Jesus should be the primary model for every teacher in the Church as to what successful teaching looks like. I am afraid that in many places, the sheep of God’s flock are seen more as a product rather than as persons. Those with leadership responsibility often opt to attempt to mass-produce disciples. The sheep that simply don’t seem to fit into their system, get little attention.
That was not Jesus’ practice. He saw those that came to Him as individuals. Most often, they found in Him someone who was genuinely concerned about who they were and what kind of potential they possessed. None of the Apostles were remarkable as individuals before they met Jesus. And yet, each one of them (except Judas) accomplished remarkable things following Jesus’ death, burial, and resurrection. Messiah showed them what was possible with His own life. Then He told them that the things that they had seen Him do, they would surpass (John 14:12). What an incredible encouragement that must have been. Yeshua saw greatness in them, even when they did not.
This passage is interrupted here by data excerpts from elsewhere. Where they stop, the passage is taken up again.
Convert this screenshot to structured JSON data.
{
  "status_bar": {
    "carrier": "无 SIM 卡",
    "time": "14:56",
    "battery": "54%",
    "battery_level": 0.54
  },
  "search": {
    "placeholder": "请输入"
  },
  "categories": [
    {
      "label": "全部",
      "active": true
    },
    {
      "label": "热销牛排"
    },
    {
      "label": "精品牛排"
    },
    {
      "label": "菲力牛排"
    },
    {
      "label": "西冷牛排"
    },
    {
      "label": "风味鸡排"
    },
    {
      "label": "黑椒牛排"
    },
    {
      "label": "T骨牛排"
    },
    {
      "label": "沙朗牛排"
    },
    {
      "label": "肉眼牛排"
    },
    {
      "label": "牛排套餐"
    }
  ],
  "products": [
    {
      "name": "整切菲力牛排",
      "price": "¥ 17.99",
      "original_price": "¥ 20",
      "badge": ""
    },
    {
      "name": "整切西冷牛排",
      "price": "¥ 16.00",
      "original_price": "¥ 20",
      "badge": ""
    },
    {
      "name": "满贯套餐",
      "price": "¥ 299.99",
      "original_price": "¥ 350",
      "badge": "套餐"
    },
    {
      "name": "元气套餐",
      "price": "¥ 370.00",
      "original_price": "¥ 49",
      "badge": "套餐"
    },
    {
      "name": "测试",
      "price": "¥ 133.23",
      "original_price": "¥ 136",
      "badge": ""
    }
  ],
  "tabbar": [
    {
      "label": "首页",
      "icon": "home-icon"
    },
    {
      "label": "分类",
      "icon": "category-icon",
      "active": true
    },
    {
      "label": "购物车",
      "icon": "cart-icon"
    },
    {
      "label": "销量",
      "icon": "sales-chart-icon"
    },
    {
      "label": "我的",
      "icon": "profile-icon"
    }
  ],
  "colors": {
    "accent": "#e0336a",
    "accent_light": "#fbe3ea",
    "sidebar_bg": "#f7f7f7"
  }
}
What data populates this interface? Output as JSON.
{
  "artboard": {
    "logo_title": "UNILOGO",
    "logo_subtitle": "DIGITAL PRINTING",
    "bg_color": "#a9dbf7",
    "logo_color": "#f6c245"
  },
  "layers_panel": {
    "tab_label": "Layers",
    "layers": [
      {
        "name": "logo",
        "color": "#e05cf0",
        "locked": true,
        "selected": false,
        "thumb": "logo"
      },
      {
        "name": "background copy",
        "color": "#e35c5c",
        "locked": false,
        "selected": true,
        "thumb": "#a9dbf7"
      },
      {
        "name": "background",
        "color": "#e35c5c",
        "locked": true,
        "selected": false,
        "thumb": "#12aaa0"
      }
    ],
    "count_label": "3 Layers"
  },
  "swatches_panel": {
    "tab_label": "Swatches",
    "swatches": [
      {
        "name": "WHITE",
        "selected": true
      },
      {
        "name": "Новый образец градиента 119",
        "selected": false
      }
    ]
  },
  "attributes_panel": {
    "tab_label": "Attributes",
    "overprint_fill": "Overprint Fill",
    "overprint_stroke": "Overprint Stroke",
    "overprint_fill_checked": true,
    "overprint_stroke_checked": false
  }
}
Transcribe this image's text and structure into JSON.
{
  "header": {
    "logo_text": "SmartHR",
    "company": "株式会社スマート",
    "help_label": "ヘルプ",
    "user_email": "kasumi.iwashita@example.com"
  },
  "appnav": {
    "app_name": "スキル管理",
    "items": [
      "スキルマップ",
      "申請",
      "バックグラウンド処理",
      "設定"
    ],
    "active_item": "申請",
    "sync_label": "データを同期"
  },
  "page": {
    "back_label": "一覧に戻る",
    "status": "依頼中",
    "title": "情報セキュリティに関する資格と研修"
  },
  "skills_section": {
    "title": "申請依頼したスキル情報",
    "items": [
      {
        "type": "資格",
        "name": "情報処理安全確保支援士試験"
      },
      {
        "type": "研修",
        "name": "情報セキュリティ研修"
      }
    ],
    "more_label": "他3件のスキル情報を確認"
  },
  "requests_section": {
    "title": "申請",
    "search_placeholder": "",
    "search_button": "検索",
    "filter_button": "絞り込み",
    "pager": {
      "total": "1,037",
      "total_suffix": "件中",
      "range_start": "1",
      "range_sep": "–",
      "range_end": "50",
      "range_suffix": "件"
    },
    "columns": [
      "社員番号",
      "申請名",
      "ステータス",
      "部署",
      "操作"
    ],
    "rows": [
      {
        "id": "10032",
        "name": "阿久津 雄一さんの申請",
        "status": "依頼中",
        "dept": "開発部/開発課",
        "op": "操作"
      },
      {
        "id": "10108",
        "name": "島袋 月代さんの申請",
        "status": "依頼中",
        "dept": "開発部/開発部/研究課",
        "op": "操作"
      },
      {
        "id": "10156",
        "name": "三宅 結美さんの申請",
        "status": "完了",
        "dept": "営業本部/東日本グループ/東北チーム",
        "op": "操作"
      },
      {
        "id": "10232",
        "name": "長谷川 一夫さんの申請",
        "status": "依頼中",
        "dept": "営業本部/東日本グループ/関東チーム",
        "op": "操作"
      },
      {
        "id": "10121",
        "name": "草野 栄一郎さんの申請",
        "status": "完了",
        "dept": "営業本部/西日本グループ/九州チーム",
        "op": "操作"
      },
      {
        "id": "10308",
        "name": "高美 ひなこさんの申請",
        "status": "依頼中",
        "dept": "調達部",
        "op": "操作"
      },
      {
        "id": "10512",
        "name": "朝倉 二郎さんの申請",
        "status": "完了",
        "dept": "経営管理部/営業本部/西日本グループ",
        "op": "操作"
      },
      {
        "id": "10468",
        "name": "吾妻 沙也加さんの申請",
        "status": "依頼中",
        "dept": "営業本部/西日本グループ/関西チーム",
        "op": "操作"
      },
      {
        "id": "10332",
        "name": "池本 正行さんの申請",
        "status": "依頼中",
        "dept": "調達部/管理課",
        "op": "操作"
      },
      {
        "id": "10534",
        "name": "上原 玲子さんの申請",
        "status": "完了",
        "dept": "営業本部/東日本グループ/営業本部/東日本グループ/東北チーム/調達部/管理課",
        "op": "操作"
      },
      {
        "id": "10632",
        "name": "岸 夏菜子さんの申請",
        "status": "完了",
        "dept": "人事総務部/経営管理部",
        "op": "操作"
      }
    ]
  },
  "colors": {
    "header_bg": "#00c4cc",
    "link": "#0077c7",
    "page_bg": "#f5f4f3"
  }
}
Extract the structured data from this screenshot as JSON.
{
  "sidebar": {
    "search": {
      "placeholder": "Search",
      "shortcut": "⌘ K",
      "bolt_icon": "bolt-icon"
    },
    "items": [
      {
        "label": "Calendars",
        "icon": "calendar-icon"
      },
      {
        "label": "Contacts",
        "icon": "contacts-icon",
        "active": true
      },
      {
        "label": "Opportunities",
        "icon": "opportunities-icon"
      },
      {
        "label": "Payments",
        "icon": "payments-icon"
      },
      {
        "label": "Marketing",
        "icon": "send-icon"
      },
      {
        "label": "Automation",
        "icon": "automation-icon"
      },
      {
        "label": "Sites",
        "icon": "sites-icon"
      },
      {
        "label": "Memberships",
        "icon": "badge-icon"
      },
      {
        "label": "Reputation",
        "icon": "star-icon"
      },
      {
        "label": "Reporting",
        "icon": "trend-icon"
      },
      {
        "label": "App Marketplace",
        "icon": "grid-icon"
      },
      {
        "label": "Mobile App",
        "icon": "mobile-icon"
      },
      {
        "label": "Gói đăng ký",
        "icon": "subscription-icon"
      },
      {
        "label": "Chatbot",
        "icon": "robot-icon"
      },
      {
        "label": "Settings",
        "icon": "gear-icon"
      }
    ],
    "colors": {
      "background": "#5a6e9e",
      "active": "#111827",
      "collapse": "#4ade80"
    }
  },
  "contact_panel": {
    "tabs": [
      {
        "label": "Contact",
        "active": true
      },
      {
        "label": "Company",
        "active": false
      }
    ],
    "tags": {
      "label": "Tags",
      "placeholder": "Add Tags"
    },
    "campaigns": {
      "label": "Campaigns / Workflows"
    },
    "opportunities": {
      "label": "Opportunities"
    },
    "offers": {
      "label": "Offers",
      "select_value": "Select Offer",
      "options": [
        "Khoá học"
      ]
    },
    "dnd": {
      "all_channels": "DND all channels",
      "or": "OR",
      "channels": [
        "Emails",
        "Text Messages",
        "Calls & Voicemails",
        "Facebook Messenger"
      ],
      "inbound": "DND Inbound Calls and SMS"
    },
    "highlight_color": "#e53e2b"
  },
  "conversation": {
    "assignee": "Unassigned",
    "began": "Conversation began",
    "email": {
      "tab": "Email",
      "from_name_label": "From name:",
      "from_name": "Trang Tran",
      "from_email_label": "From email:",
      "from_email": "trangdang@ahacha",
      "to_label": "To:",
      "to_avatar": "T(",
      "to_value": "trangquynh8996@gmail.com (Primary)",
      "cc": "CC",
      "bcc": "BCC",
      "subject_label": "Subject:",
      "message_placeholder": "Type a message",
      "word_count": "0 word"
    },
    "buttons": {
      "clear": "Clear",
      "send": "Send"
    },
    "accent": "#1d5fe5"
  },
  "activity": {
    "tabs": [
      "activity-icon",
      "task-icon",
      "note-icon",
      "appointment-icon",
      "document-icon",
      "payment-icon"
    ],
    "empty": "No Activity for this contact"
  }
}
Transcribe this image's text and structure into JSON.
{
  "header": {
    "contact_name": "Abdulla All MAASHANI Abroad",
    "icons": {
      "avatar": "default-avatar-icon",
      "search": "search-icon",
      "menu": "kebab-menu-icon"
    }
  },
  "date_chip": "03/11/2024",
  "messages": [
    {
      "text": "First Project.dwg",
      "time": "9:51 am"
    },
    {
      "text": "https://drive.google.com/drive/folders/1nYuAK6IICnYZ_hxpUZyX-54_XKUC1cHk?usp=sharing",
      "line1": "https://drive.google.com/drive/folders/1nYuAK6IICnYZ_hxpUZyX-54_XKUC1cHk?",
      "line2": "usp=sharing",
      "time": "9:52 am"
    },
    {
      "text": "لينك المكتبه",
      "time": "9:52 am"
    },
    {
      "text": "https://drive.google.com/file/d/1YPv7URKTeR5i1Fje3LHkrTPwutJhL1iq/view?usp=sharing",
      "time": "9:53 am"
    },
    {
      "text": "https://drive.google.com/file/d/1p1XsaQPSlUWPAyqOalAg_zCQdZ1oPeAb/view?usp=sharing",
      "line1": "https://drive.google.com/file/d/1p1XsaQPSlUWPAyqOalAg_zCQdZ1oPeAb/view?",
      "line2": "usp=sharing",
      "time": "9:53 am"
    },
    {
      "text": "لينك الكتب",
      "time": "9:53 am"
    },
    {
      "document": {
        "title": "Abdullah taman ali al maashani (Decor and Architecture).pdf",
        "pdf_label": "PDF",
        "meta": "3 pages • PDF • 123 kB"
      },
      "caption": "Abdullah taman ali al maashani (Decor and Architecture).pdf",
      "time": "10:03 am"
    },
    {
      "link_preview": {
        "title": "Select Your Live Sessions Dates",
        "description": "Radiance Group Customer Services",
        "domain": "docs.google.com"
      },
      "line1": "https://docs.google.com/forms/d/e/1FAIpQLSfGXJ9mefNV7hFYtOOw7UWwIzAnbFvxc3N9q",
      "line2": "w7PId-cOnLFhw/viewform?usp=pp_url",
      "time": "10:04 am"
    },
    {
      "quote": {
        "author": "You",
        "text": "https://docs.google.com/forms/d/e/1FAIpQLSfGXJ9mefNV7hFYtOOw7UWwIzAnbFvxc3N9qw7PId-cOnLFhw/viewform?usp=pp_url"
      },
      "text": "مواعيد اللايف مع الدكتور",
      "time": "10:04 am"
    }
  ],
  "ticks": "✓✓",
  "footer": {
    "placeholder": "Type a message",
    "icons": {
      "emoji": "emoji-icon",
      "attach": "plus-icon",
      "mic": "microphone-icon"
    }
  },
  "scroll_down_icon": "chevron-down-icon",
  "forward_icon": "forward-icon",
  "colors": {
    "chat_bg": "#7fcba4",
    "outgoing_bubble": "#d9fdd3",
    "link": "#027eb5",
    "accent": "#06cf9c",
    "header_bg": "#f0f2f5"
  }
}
It is easy for someone who thinks of himself as a teacher to go through the mechanics of data-dumps. Real teachers do much more. Being able to really connect with a student, authentically communicate concern, and demonstrate care is a gift from God not to be squandered.
One of our favorite movies is Mr. Holland’s Opus. Forced to give up his dream of being a great composer, Mr. Holland took a job as a high-school music teacher. He viewed his students as a temporary means to an end. But over time his students grew on him. He began to teach them to love music as he did. Take a look at this short clip where Mr. Holland caught a whole new vision for what teaching is all about.
If you are a teacher of God’s Word, start viewing it as a tremendously high calling. Understand that you are in a position to love those that God has entrusted to your care. If you don’t love the sheep in your care, stop what you are doing right now and pray that God would help you to see His sheep in the same way that He sees them.
Remember. God has made you to be an under-shepherd of His sheep. How will you know if you are successful? A really good shepherd smells like Jesus’ sheep.